From 8 phrases pinched by the agency amid a sea of ​​debate, absolutely all were checked against Cyrus. An "IMPOSSIBLE PROOF", five "FALSE", a "DISCUSSIBLE", a "EXAGERATED". However, the presidential candidate had a margin of error of less than 10% in four. Possibly he missed a little more than 10% in another, had a fact erroneously classified as false (later corrected), had one fact hardly investigated and actually slipped into only one.

And it is good to point out one thing: Ciro Gomes will not be the only victim of this. This will come on top of all the presidential candidates. We have to be careful about what lies ahead.
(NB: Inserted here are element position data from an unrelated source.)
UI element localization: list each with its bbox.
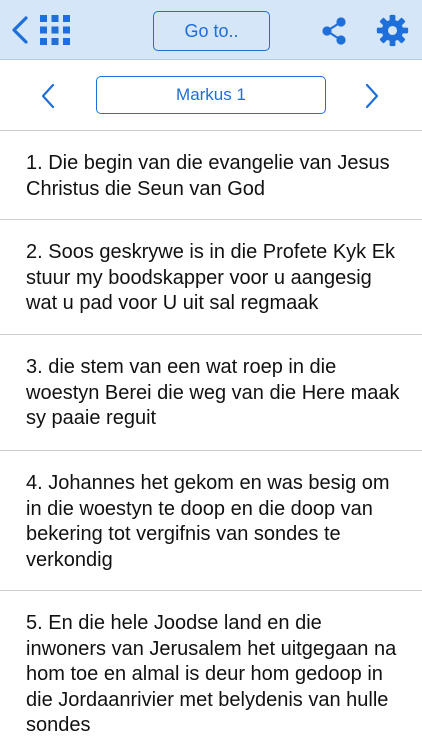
chapter-navbar: Markus 1 bbox=[0, 60, 422, 131]
chevron-right-icon[interactable] bbox=[362, 82, 382, 110]
chevron-left-icon[interactable] bbox=[38, 82, 58, 110]
verse-item[interactable]: 5. En die hele Joodse land en die inwone… bbox=[0, 591, 422, 750]
verse-item[interactable]: 2. Soos geskrywe is in die Profete Kyk E… bbox=[0, 220, 422, 335]
top-toolbar: Go to.. bbox=[0, 0, 422, 60]
chapter-select-button[interactable]: Markus 1 bbox=[96, 76, 326, 114]
verse-item[interactable]: 3. die stem van een wat roep in die woes… bbox=[0, 335, 422, 451]
verse-item[interactable]: 4. Johannes het gekom en was besig om in… bbox=[0, 451, 422, 591]
share-icon[interactable] bbox=[320, 16, 348, 46]
gear-icon[interactable] bbox=[376, 14, 409, 47]
grid-icon[interactable] bbox=[40, 15, 70, 45]
chevron-left-icon[interactable] bbox=[8, 14, 32, 46]
verse-item[interactable]: 1. Die begin van die evangelie van Jesus… bbox=[0, 131, 422, 220]
verse-list: 1. Die begin van die evangelie van Jesus… bbox=[0, 131, 422, 750]
goto-button[interactable]: Go to.. bbox=[153, 11, 270, 51]
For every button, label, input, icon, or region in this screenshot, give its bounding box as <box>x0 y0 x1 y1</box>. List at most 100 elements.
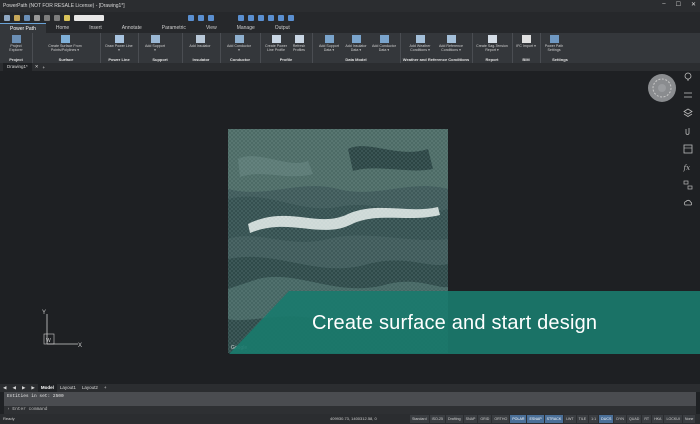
table-icon[interactable] <box>683 144 693 154</box>
gear-icon <box>549 35 559 43</box>
tab-manage[interactable]: Manage <box>227 23 265 33</box>
tab-power-path[interactable]: Power Path <box>0 23 46 33</box>
add-weather-conditions-button[interactable]: Add Weather Conditions ▾ <box>406 35 434 52</box>
sliders-icon[interactable] <box>683 90 693 100</box>
status-ducs[interactable]: DUCS <box>599 415 614 423</box>
nav-first-icon[interactable]: ◀ <box>0 384 9 392</box>
tab-parametric[interactable]: Parametric <box>152 23 196 33</box>
create-profile-button[interactable]: Create Power Line Profile <box>264 35 288 52</box>
minimize-button[interactable]: – <box>662 1 665 8</box>
status-snap[interactable]: SNAP <box>463 415 478 423</box>
save-icon[interactable] <box>24 14 30 21</box>
print-icon[interactable] <box>34 14 40 21</box>
maximize-button[interactable]: ☐ <box>676 1 681 8</box>
navigation-wheel[interactable] <box>648 74 676 102</box>
tab-view[interactable]: View <box>196 23 227 33</box>
add-layout-icon[interactable]: + <box>101 384 110 392</box>
add-insulator-data-button[interactable]: Add Insulator Data ▾ <box>343 35 369 52</box>
right-side-toolbar: fx <box>680 70 696 210</box>
layer-dropdown[interactable] <box>74 14 104 21</box>
status-drafting[interactable]: Drafting <box>445 415 463 423</box>
compass-icon <box>652 78 672 98</box>
layer-tool-icon[interactable] <box>188 14 194 21</box>
nav-last-icon[interactable]: ▶ <box>28 384 37 392</box>
linetype-icon[interactable] <box>278 14 284 21</box>
lightbulb-icon[interactable] <box>683 72 693 82</box>
status-standard[interactable]: Standard <box>410 415 429 423</box>
project-explorer-button[interactable]: Project Explorer <box>4 35 28 52</box>
status-esnap[interactable]: ESNAP <box>527 415 544 423</box>
weather-cloud-icon <box>415 35 425 43</box>
profile-icon <box>271 35 281 43</box>
ucs-y-label: Y <box>42 310 46 316</box>
nav-prev-icon[interactable]: ◀ <box>9 384 18 392</box>
undo-icon[interactable] <box>44 14 50 21</box>
status-dyn[interactable]: DYN <box>614 415 626 423</box>
status-lwt[interactable]: LWT <box>564 415 576 423</box>
command-history-line: Entities in set: 2500 <box>7 394 64 399</box>
status-grid[interactable]: GRID <box>478 415 492 423</box>
tab-layout2[interactable]: Layout2 <box>79 384 101 392</box>
hierarchy-icon[interactable] <box>683 180 693 190</box>
ucs-w-label: W <box>46 338 51 344</box>
layer-tool2-icon[interactable] <box>198 14 204 21</box>
create-report-button[interactable]: Create Sag-Tension Report ▾ <box>476 35 508 52</box>
new-tab-icon[interactable]: + <box>43 65 46 70</box>
command-input[interactable]: › Enter command <box>4 406 696 414</box>
add-conductor-data-button[interactable]: Add Conductor Data ▾ <box>370 35 398 52</box>
add-insulator-button[interactable]: Add Insulator <box>188 35 212 48</box>
ifc-import-button[interactable]: IFC Import ▾ <box>516 35 536 48</box>
status-iso25[interactable]: ISO-25 <box>429 415 445 423</box>
cloud-icon[interactable] <box>683 198 693 208</box>
status-rt[interactable]: RT <box>642 415 652 423</box>
lineweight-icon[interactable] <box>288 14 294 21</box>
redo-icon[interactable] <box>54 14 60 21</box>
status-tile[interactable]: TILE <box>576 415 589 423</box>
tab-home[interactable]: Home <box>46 23 79 33</box>
conductor-icon <box>234 35 244 43</box>
paperclip-icon[interactable] <box>683 126 693 136</box>
block-icon[interactable] <box>258 14 264 21</box>
open-file-icon[interactable] <box>14 14 20 21</box>
layers-icon[interactable] <box>683 108 693 118</box>
status-strack[interactable]: STRACK <box>544 415 564 423</box>
tab-annotate[interactable]: Annotate <box>112 23 152 33</box>
refresh-profiles-button[interactable]: Refresh Profiles <box>288 35 310 52</box>
tab-insert[interactable]: Insert <box>79 23 112 33</box>
tab-output[interactable]: Output <box>265 23 300 33</box>
close-button[interactable]: ✕ <box>691 1 696 8</box>
status-quad[interactable]: QUAD <box>626 415 642 423</box>
function-icon[interactable]: fx <box>683 162 693 172</box>
window-controls: – ☐ ✕ <box>662 1 696 8</box>
status-scale[interactable]: 1:1 <box>589 415 599 423</box>
layer-bulb-icon[interactable] <box>64 14 70 21</box>
new-file-icon[interactable] <box>4 14 10 21</box>
color-icon[interactable] <box>268 14 274 21</box>
cursor-coordinates: 409930.73, 1400312.58, 0 <box>330 416 377 421</box>
nav-next-icon[interactable]: ▶ <box>19 384 28 392</box>
power-path-settings-button[interactable]: Power Path Settings <box>542 35 566 52</box>
group-project: Project Explorer Project <box>0 33 33 63</box>
tab-layout1[interactable]: Layout1 <box>57 384 79 392</box>
match-icon[interactable] <box>248 14 254 21</box>
status-ortho[interactable]: ORTHO <box>492 415 510 423</box>
group-settings: Power Path Settings Settings <box>540 33 580 63</box>
draw-power-line-button[interactable]: Draw Power Line ▾ <box>104 35 134 52</box>
add-support-button[interactable]: Add Support ▾ <box>144 35 166 52</box>
status-polar[interactable]: POLAR <box>510 415 527 423</box>
add-conductor-button[interactable]: Add Conductor ▾ <box>226 35 252 52</box>
add-support-data-button[interactable]: Add Support Data ▾ <box>316 35 342 52</box>
properties-icon[interactable] <box>238 14 244 21</box>
status-lockui[interactable]: LOCKUI <box>664 415 682 423</box>
status-hka[interactable]: HKA <box>652 415 664 423</box>
group-support: Add Support ▾ Support <box>138 33 183 63</box>
document-tab-drawing1[interactable]: Drawing1* <box>3 63 32 71</box>
layer-tool3-icon[interactable] <box>208 14 214 21</box>
close-doc-icon[interactable]: ✕ <box>35 64 39 70</box>
create-surface-button[interactable]: Create Surface From Points/Polylines ▾ <box>36 35 94 52</box>
status-none[interactable]: None <box>682 415 696 423</box>
tab-model[interactable]: Model <box>37 384 57 392</box>
title-bar: PowerPath (NOT FOR RESALE License) - [Dr… <box>0 0 700 12</box>
layout-tabs: ◀ ◀ ▶ ▶ Model Layout1 Layout2 + <box>0 384 700 392</box>
add-reference-conditions-button[interactable]: Add Reference Conditions ▾ <box>436 35 466 52</box>
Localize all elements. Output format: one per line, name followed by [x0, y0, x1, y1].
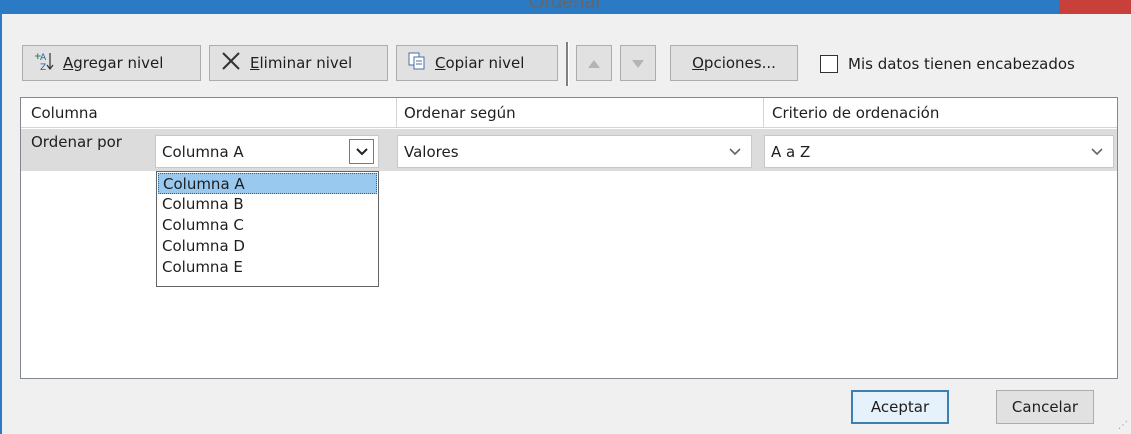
column-select[interactable]: Columna A [155, 135, 379, 168]
copy-level-button[interactable]: Copiar nivel [396, 45, 558, 81]
column-dropdown-list: Columna A Columna B Columna C Columna D … [156, 171, 379, 287]
sort-az-icon: + A Z [33, 50, 55, 76]
delete-level-button[interactable]: Eliminar nivel [209, 45, 388, 81]
checkbox-box[interactable] [820, 55, 838, 73]
header-column: Columna [31, 104, 98, 122]
sort-by-label: Ordenar por [31, 133, 122, 151]
window-border [0, 14, 2, 434]
delete-level-label: Eliminar nivel [250, 54, 353, 72]
window-title: Ordenar [528, 0, 603, 13]
header-sort-on: Ordenar según [404, 104, 516, 122]
column-header-row: Columna Ordenar según Criterio de ordena… [21, 98, 1117, 128]
chevron-down-icon[interactable] [722, 139, 747, 164]
sort-levels-panel: Columna Ordenar según Criterio de ordena… [20, 97, 1118, 379]
delete-x-icon [220, 50, 242, 76]
header-divider [763, 98, 764, 128]
add-level-button[interactable]: + A Z Agregar nivel [22, 45, 201, 81]
column-select-value: Columna A [162, 142, 244, 161]
ok-button[interactable]: Aceptar [851, 390, 949, 424]
cancel-button[interactable]: Cancelar [996, 390, 1094, 424]
header-order: Criterio de ordenación [772, 104, 940, 122]
order-select-value: A a Z [771, 142, 811, 161]
move-up-button[interactable] [576, 45, 612, 81]
dropdown-option[interactable]: Columna D [158, 236, 377, 257]
copy-level-label: Copiar nivel [435, 54, 525, 72]
options-label: Opciones... [692, 54, 776, 72]
headers-checkbox[interactable]: Mis datos tienen encabezados [820, 52, 1075, 76]
sort-on-select-value: Valores [404, 142, 459, 161]
down-arrow-icon [632, 54, 644, 72]
copy-icon [407, 51, 427, 75]
options-button[interactable]: Opciones... [670, 45, 798, 81]
up-arrow-icon [588, 54, 600, 72]
header-divider [396, 98, 397, 128]
close-button[interactable] [1059, 0, 1131, 14]
sort-on-select[interactable]: Valores [397, 135, 752, 168]
dropdown-option[interactable]: Columna C [158, 215, 377, 236]
chevron-down-icon[interactable] [1084, 139, 1109, 164]
dropdown-option[interactable]: Columna E [158, 257, 377, 278]
dropdown-option[interactable]: Columna A [158, 173, 377, 194]
svg-text:Z: Z [40, 63, 46, 72]
move-down-button[interactable] [620, 45, 656, 81]
order-select[interactable]: A a Z [764, 135, 1114, 168]
svg-text:A: A [40, 53, 47, 63]
resize-grip[interactable]: ⋰ [1118, 420, 1128, 431]
add-level-label: Agregar nivel [63, 54, 164, 72]
title-bar: Ordenar [0, 0, 1131, 14]
chevron-down-icon[interactable] [349, 139, 374, 164]
headers-checkbox-label: Mis datos tienen encabezados [848, 55, 1075, 73]
dropdown-option[interactable]: Columna B [158, 194, 377, 215]
toolbar-separator [566, 42, 569, 86]
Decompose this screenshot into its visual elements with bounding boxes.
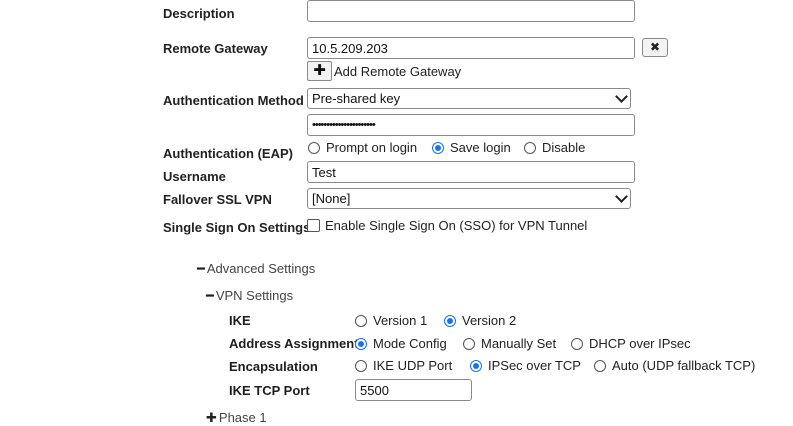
eap-option-disable[interactable]: Disable bbox=[524, 140, 585, 155]
ike-tcp-port-field[interactable] bbox=[355, 379, 472, 401]
ike-label: IKE bbox=[229, 313, 251, 328]
address-option-dhcp-over-ipsec[interactable]: DHCP over IPsec bbox=[571, 336, 691, 351]
close-icon: ✖ bbox=[649, 40, 661, 54]
fallback-ssl-vpn-value: [None] bbox=[312, 191, 351, 206]
encap-option-ipsec-over-tcp[interactable]: IPSec over TCP bbox=[470, 358, 581, 373]
encap-option-ike-udp[interactable]: IKE UDP Port bbox=[355, 358, 452, 373]
username-label: Username bbox=[163, 169, 226, 184]
auth-method-label: Authentication Method bbox=[163, 93, 304, 108]
minus-icon: ━ bbox=[206, 288, 214, 303]
ike-option-version-2[interactable]: Version 2 bbox=[444, 313, 516, 328]
radio-selected-icon bbox=[432, 142, 444, 154]
eap-option-save-login[interactable]: Save login bbox=[432, 140, 511, 155]
radio-selected-icon bbox=[355, 338, 367, 350]
chevron-down-icon bbox=[615, 190, 628, 203]
add-remote-gateway-label[interactable]: Add Remote Gateway bbox=[334, 64, 461, 79]
radio-icon bbox=[524, 142, 536, 154]
description-label: Description bbox=[163, 6, 235, 21]
encap-option-auto[interactable]: Auto (UDP fallback TCP) bbox=[594, 358, 755, 373]
encapsulation-label: Encapsulation bbox=[229, 359, 318, 374]
ike-tcp-port-label: IKE TCP Port bbox=[229, 383, 310, 398]
chevron-down-icon bbox=[615, 90, 628, 103]
remove-gateway-button[interactable]: ✖ bbox=[642, 38, 668, 57]
radio-selected-icon bbox=[470, 360, 482, 372]
plus-icon: ✚ bbox=[313, 62, 326, 79]
sso-checkbox[interactable]: Enable Single Sign On (SSO) for VPN Tunn… bbox=[307, 218, 587, 233]
eap-option-prompt[interactable]: Prompt on login bbox=[308, 140, 417, 155]
radio-icon bbox=[571, 338, 583, 350]
radio-icon bbox=[355, 360, 367, 372]
radio-selected-icon bbox=[444, 315, 456, 327]
auth-eap-label: Authentication (EAP) bbox=[163, 146, 293, 161]
vpn-settings-toggle[interactable]: ━ VPN Settings bbox=[206, 288, 293, 304]
auth-method-value: Pre-shared key bbox=[312, 91, 401, 106]
psk-field[interactable]: •••••••••••••••••••••• bbox=[307, 114, 635, 136]
address-option-manually-set[interactable]: Manually Set bbox=[463, 336, 556, 351]
phase1-toggle[interactable]: ✚ Phase 1 bbox=[206, 410, 267, 426]
fallback-ssl-vpn-select[interactable]: [None] bbox=[307, 188, 631, 209]
ike-option-version-1[interactable]: Version 1 bbox=[355, 313, 427, 328]
remote-gateway-field[interactable] bbox=[307, 37, 635, 59]
plus-icon: ✚ bbox=[206, 410, 217, 425]
description-field[interactable] bbox=[307, 0, 635, 22]
minus-icon: ━ bbox=[197, 261, 205, 276]
sso-label: Single Sign On Settings bbox=[163, 220, 311, 235]
advanced-settings-toggle[interactable]: ━ Advanced Settings bbox=[197, 261, 315, 277]
remote-gateway-label: Remote Gateway bbox=[163, 41, 268, 56]
radio-icon bbox=[594, 360, 606, 372]
auth-method-select[interactable]: Pre-shared key bbox=[307, 88, 631, 109]
add-remote-gateway-button[interactable]: ✚ bbox=[307, 61, 332, 81]
address-assignment-label: Address Assignment bbox=[229, 336, 359, 351]
checkbox-icon bbox=[307, 219, 320, 232]
fallback-ssl-vpn-label: Fallover SSL VPN bbox=[163, 192, 272, 207]
radio-icon bbox=[355, 315, 367, 327]
address-option-mode-config[interactable]: Mode Config bbox=[355, 336, 447, 351]
username-field[interactable] bbox=[307, 161, 635, 183]
radio-icon bbox=[308, 142, 320, 154]
radio-icon bbox=[463, 338, 475, 350]
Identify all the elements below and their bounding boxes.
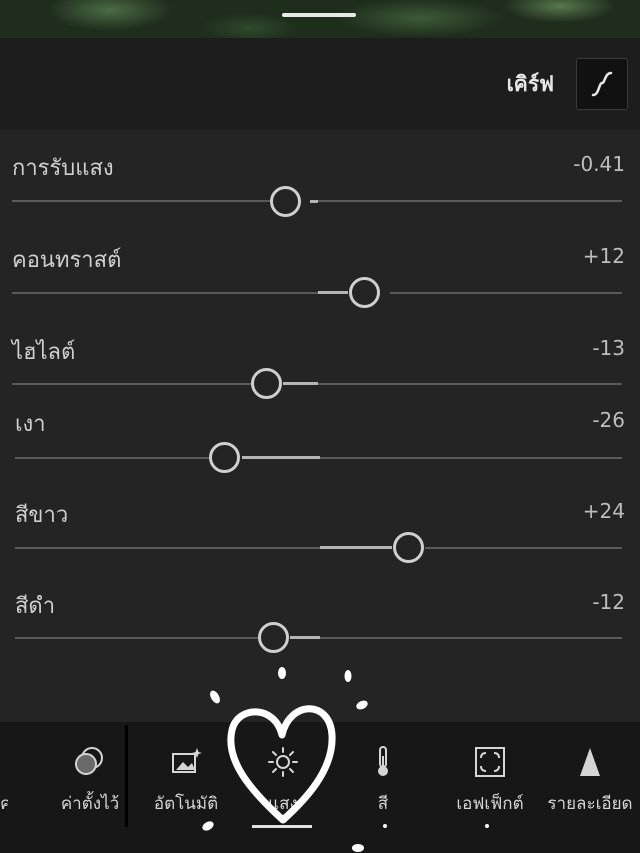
slider-label-whites: สีขาว [15, 503, 69, 528]
tab-label-effects: เอฟเฟ็กต์ [456, 794, 524, 814]
slider-track-highlights[interactable] [12, 383, 252, 385]
slider-track-blacks[interactable] [15, 637, 259, 639]
slider-track-blacks-right[interactable] [320, 637, 622, 639]
slider-thumb-whites[interactable] [393, 532, 424, 563]
tab-auto[interactable]: อัตโนมัติ [136, 738, 236, 828]
light-sliders [0, 130, 640, 722]
slider-fill-whites [320, 546, 392, 549]
slider-label-exposure: การรับแสง [12, 156, 114, 181]
slider-thumb-shadows[interactable] [209, 442, 240, 473]
slider-fill-blacks [290, 636, 320, 639]
slider-label-highlights: ไฮไลต์ [12, 340, 76, 365]
selected-tab-indicator [252, 825, 312, 828]
thermometer-icon [378, 746, 388, 776]
slider-label-shadows: เงา [15, 412, 46, 437]
slider-track-shadows[interactable] [15, 457, 209, 459]
slider-thumb-blacks[interactable] [258, 622, 289, 653]
slider-track-whites-right[interactable] [425, 547, 622, 549]
slider-track-contrast[interactable] [12, 292, 318, 294]
curve-button[interactable] [576, 58, 628, 110]
slider-label-contrast: คอนทราสต์ [12, 248, 122, 273]
tab-effects[interactable]: เอฟเฟ็กต์ [440, 738, 540, 828]
sun-icon [268, 747, 298, 777]
tab-label-color: สี [377, 794, 389, 814]
auto-icon [172, 748, 202, 773]
slider-fill-exposure [310, 200, 318, 203]
slider-value-highlights: -13 [592, 336, 625, 360]
slider-value-exposure: -0.41 [573, 152, 625, 176]
slider-thumb-exposure[interactable] [270, 186, 301, 217]
slider-track-contrast-right[interactable] [390, 292, 622, 294]
slider-track-exposure-right[interactable] [318, 200, 622, 202]
tab-label-presets: ค่าตั้งไว้ [60, 794, 120, 814]
slider-value-contrast: +12 [582, 244, 625, 268]
presets-icon [75, 747, 103, 775]
slider-value-shadows: -26 [592, 408, 625, 432]
tone-curve-icon [591, 71, 613, 97]
detail-icon [580, 748, 600, 776]
slider-value-whites: +24 [582, 499, 625, 523]
curve-title: เคิร์ฟ [506, 72, 554, 96]
tab-label-auto: อัตโนมัติ [153, 794, 219, 814]
slider-track-shadows-right[interactable] [320, 457, 622, 459]
slider-fill-shadows [242, 456, 320, 459]
tab-presets[interactable]: ค่าตั้งไว้ [38, 738, 142, 828]
tab-detail[interactable]: รายละเอียด [540, 738, 640, 828]
drag-handle[interactable] [282, 13, 356, 17]
tab-label-light: แสง [268, 794, 298, 814]
tab-color[interactable]: สี [350, 738, 416, 828]
tab-label-detail: รายละเอียด [547, 794, 633, 814]
slider-track-highlights-right[interactable] [318, 383, 622, 385]
slider-fill-contrast [318, 291, 348, 294]
slider-track-exposure[interactable] [12, 200, 272, 202]
tab-light[interactable]: แสง [245, 738, 321, 828]
slider-thumb-highlights[interactable] [251, 368, 282, 399]
slider-value-blacks: -12 [592, 590, 625, 614]
effects-icon [475, 747, 505, 777]
slider-label-blacks: สีดำ [15, 594, 56, 619]
slider-thumb-contrast[interactable] [349, 277, 380, 308]
tab-clipped-left[interactable]: ค [0, 790, 8, 817]
slider-track-whites[interactable] [15, 547, 320, 549]
photo-preview [0, 0, 640, 38]
slider-fill-highlights [283, 382, 318, 385]
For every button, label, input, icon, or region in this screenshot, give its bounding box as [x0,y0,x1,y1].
Instead of the FALSE, EXAGED, DISCUSSIBLE, IMPOSSIBLE, TRUE, and TRUE thermometer; how about using a thermometer with the following ratings:

  1. True
  2. True majority
  3. Exaggerated
  4. No Fundamentals
  5. Sluggish
  6. FALSE
  7. Misleading advertisement

It would also be worth presenting a classification methodology for each of the items, presenting acceptable error margins and other basic requirements so that they can do the categorizations in a transparent way. We say this because, although it may not have been the intention, for some it may seem that the latest verifications are being used as propaganda tools.